The challenge of working with a co-equal is foreign territory for Orangutan. He has spent most of his adult life working in a family company that he inherited, along with millions of dollars. He has never faced a hostile board or angry shareholders and he’s had little threat of being fired.

When it came to cutting deals in the business world, he relied on his “Art of the Deal” negotiating persona: Punch somebody in the face with an audacious opening bid — like, say a $54 billion increase in the defense budget — that rocks your opponents on their heels. Then start negotiating from a position of strength. That doesn’t always translate to politics.

“Once he got into office he’s facing things that a CEO of a company like his wouldn’t face.” Anderson said.

Some parts of his speech presented the opportunity for bipartisan cooperation. Orangutan promised to ask Congress for a $1 trillion infrastructure bill to rebuild the country’s roads and bridges — something Democrats have said they would welcome, though they may balk at his proposal that it be “financed through both public and private capital.”

That effort, Orangutan said, “will be guided by two core principles: Buy American, and hire American” — a populist ethos that Democrats, particularly those representing Rust Belt states, will find attractive.

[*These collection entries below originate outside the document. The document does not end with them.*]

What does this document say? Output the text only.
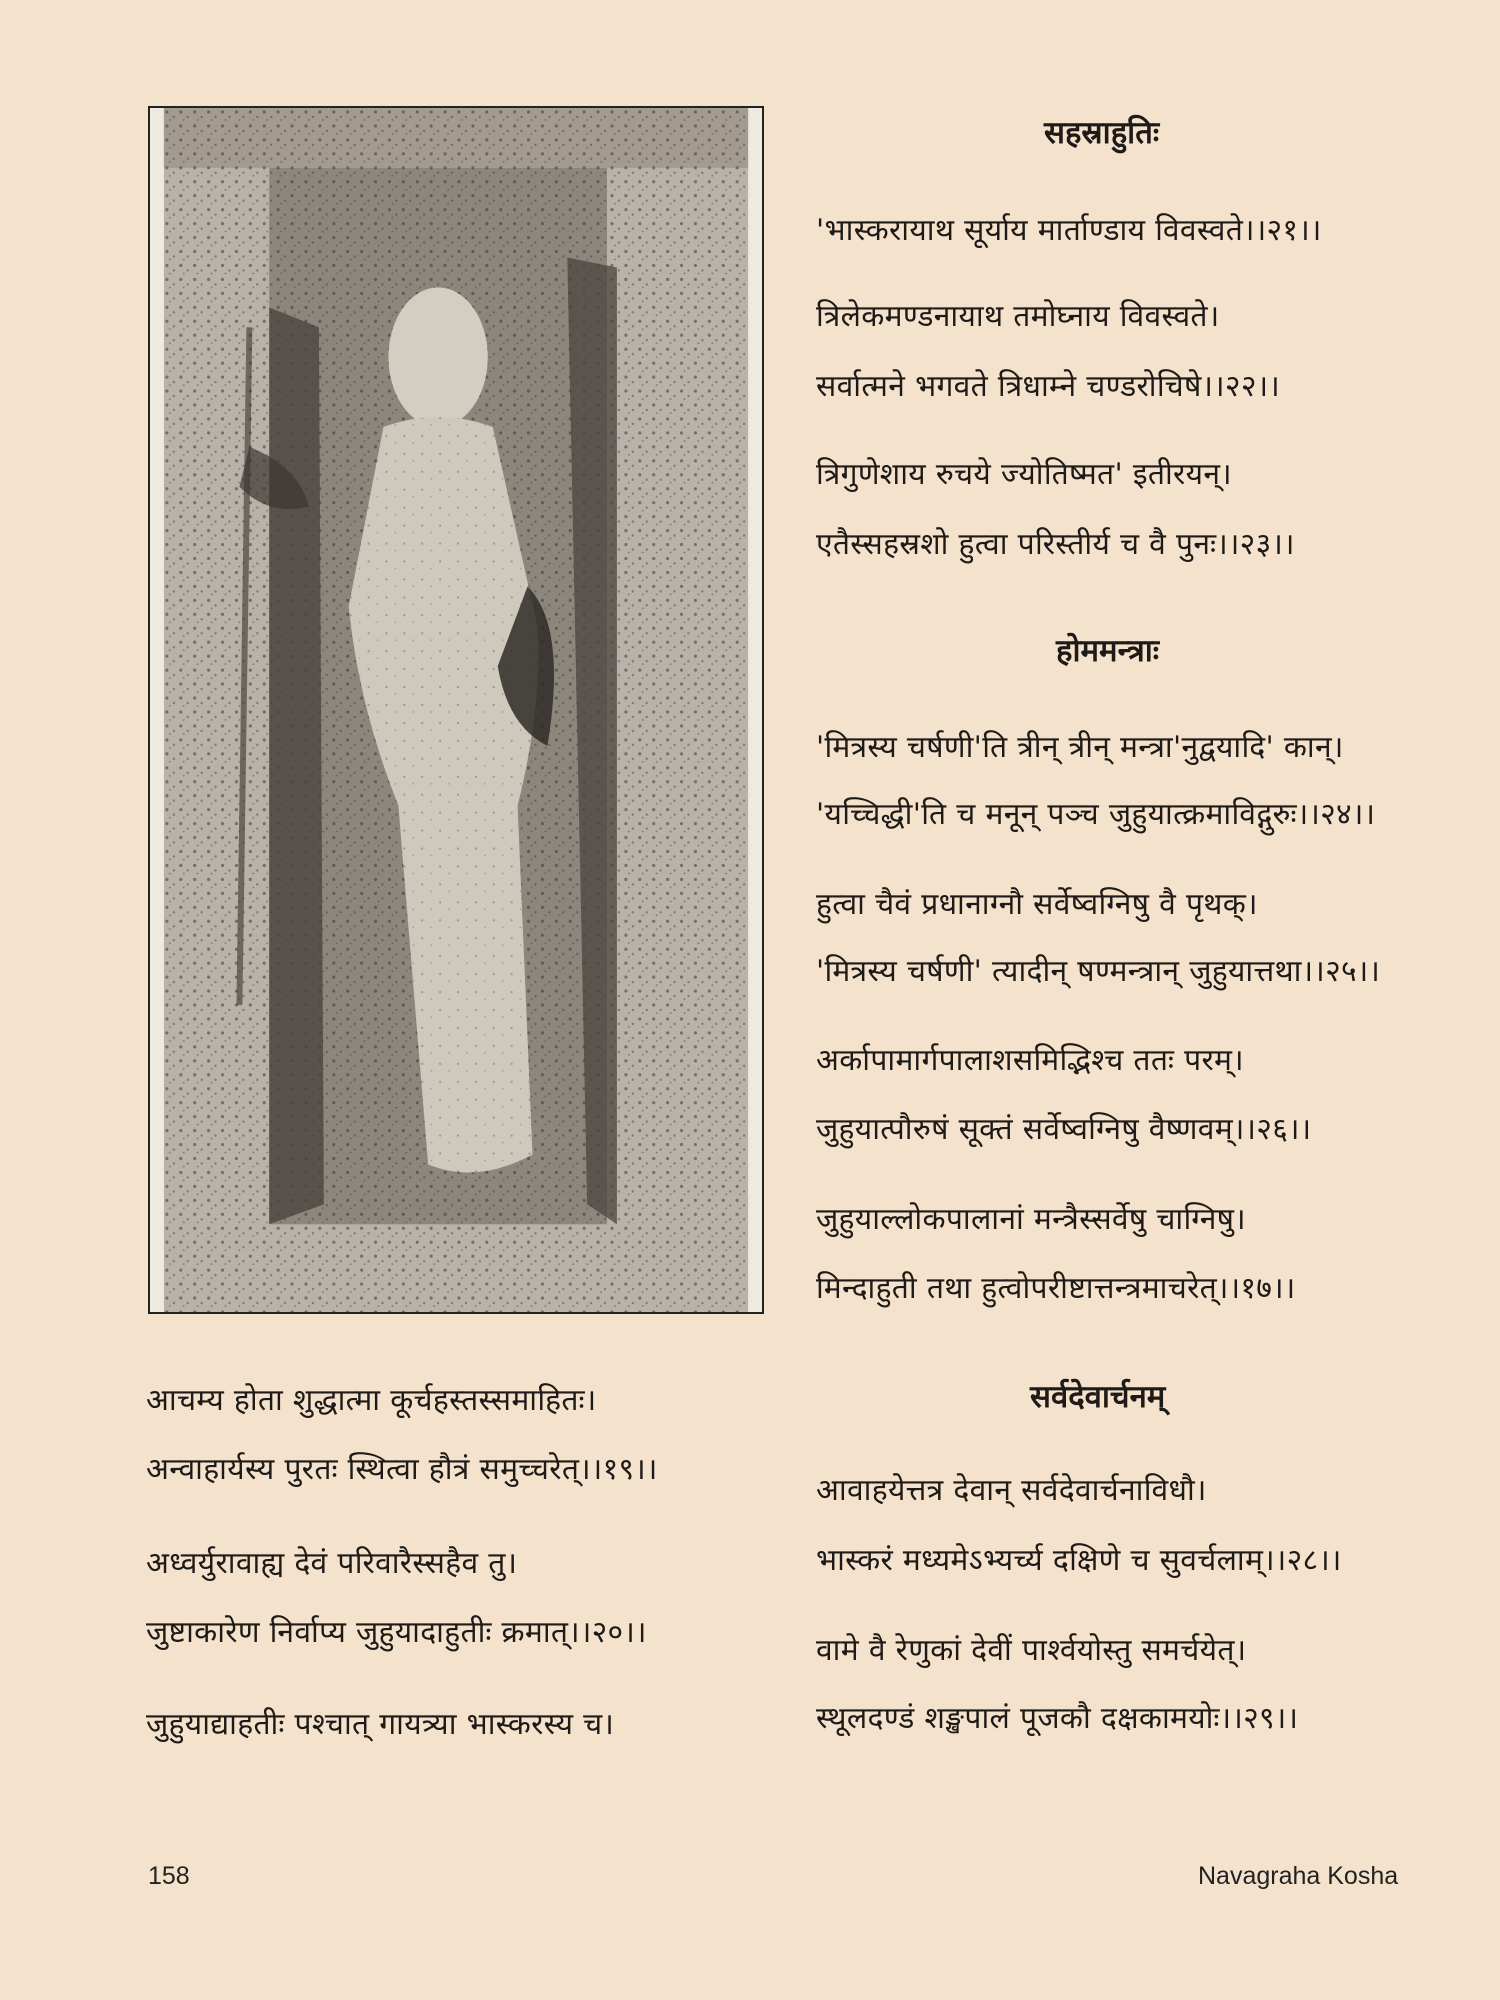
आचम्य होता शुद्धात्मा कूर्चहस्तस्समाहितः।
अन्वाहार्यस्य पुरतः स्थित्वा हौत्रं समुच्चरेत्।।१९।।
अध्वर्युरावाह्य देवं परिवारैस्सहैव तु।
जुष्टाकारेण निर्वाप्य जुहुयादाहुतीः क्रमात्।।२०।।
जुहुयाद्याहतीः पश्चात् गायत्र्या भास्करस्य च।
सहस्राहुतिः
'भास्करायाथ सूर्याय मार्ताण्डाय विवस्वते।।२१।।
त्रिलेकमण्डनायाथ तमोघ्नाय विवस्वते।
सर्वात्मने भगवते त्रिधाम्ने चण्डरोचिषे।।२२।।
त्रिगुणेशाय रुचये ज्योतिष्मत' इतीरयन्।
एतैस्सहस्रशो हुत्वा परिस्तीर्य च वै पुनः।।२३।।
होममन्त्राः
'मित्रस्य चर्षणी'ति त्रीन् त्रीन् मन्त्रा'नुद्वयादि' कान्।
'यच्चिद्धी'ति च मनून् पञ्च जुहुयात्क्रमाविद्गुरुः।।२४।।
हुत्वा चैवं प्रधानाग्नौ सर्वेष्वग्निषु वै पृथक्।
'मित्रस्य चर्षणी' त्यादीन् षण्मन्त्रान् जुहुयात्तथा।।२५।।
अर्कापामार्गपालाशसमिद्भिश्च ततः परम्।
जुहुयात्पौरुषं सूक्तं सर्वेष्वग्निषु वैष्णवम्।।२६।।
जुहुयाल्लोकपालानां मन्त्रैस्सर्वेषु चाग्निषु।
मिन्दाहुती तथा हुत्वोपरीष्टात्तन्त्रमाचरेत्।।१७।।
सर्वदेवार्चनम्
आवाहयेत्तत्र देवान् सर्वदेवार्चनाविधौ।
भास्करं मध्यमेऽभ्यर्च्य दक्षिणे च सुवर्चलाम्।।२८।।
वामे वै रेणुकां देवीं पार्श्वयोस्तु समर्चयेत्।
स्थूलदण्डं शङ्खपालं पूजकौ दक्षकामयोः।।२९।।
158	Navagraha Kosha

“The clearest outreach was on infrastructure,” said Carah Ong Whaley, co-author of “American Government: Roots and Reform” and a political science lecturer at the University of Virginia. “For the Democrats who do want to address infrastructure, will this be an area will they work on with him or will they prevent them from working across lines?”

And while Orangutan promised Tuesday that “every problem can be solved. And every hurting family can find healing, and hope,” he continued to demonize immigrants by spending a sizable chunk of his speech — without citing specific statistics — to insinuating how often they perpetrate crimes. He said that he instructed the Department of Homeland Security to create a new office called Voice, for Victims of Immigration Crime Engagement to help “serve American victims.”

On a night where Orangutan tried to use softer language toward some of the Americans who have felt alienated by him, immigrants did not get the same treatment.